You are a lucky girl, and I am rather inclined to envy you, in having the leisure to read Dante—I have never read a page of him; yet I am sure the "Divina Commedia" is one of the grandest books in the world—though I am not sure whether the reading of it would raise one's life and give it a nobler purpose, or simply be a grand poetical treat. That is a question you are beginning to be able to answer: I doubt if I shall ever (at least in this life) have the opportunity of reading it; my life seems to be all torn into little bits among the host of things I want to do! It seems hard to settle what to do first. One piece of work, at any rate, I am clear ought to be done this year, and it will take months of hard work: I mean the second volume of "Sylvie and Bruno." I fully mean , if I have life and health till Xmas next, to bring it out then. When one is close on sixty years old, it seems presumptuous to count on years and years of work yet to be done....

 

She is rather the exception among the hundred or so of child-friends who have brightened my life.

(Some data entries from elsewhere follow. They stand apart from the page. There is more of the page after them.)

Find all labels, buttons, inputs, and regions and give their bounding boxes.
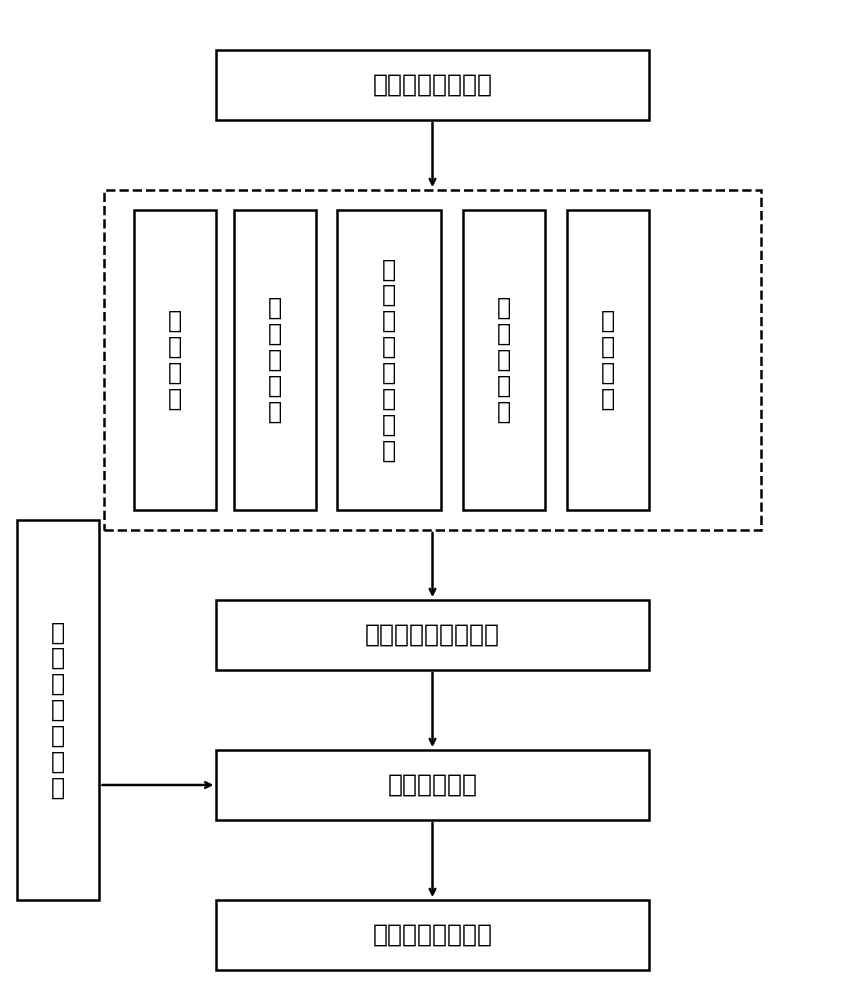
Text: 其
他
负
荷: 其 他 负 荷 [600,309,615,411]
Text: 重
要
负
荷: 重 要 负 荷 [168,309,183,411]
Text: 负荷规律分析与建模: 负荷规律分析与建模 [365,623,500,647]
FancyBboxPatch shape [17,520,99,900]
Text: 微
电
网
能
量
管
理: 微 电 网 能 量 管 理 [51,620,66,800]
FancyBboxPatch shape [216,750,649,820]
FancyBboxPatch shape [463,210,545,510]
Text: 微电网中负荷分类: 微电网中负荷分类 [373,73,492,97]
FancyBboxPatch shape [567,210,649,510]
FancyBboxPatch shape [337,210,441,510]
FancyBboxPatch shape [216,900,649,970]
Text: 可
中
断
负
荷: 可 中 断 负 荷 [497,296,511,424]
FancyBboxPatch shape [234,210,316,510]
FancyBboxPatch shape [134,210,216,510]
Text: 负荷管理目标: 负荷管理目标 [388,773,477,797]
Text: 电
动
汽
车
充
电
负
荷: 电 动 汽 车 充 电 负 荷 [382,257,396,463]
Text: 各类负荷管理策略: 各类负荷管理策略 [373,923,492,947]
FancyBboxPatch shape [216,600,649,670]
FancyBboxPatch shape [216,50,649,120]
Text: 可
转
移
负
荷: 可 转 移 负 荷 [267,296,282,424]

Usually the child becomes so entirely a different being as she grows into a woman, that our friendship has to change too: and that it usually does by gliding down from a loving intimacy into an acquaintance that merely consists of a smile and a bow when we meet!...

 

 

January 1, 1895.

 

... You are quite correct in saying it is a long time since you have heard from me: in fact, I find that I have not written to you since the 13th of last November. But what of that? You have access to the daily papers. Surely you can find out negatively, that I am all right! Go carefully through the list of bankruptcies; then run your eye down the police cases; and, if you fail to find my name anywhere, you can say to your mother in a tone of calm satisfaction, "Mr. Dodgson is going on well."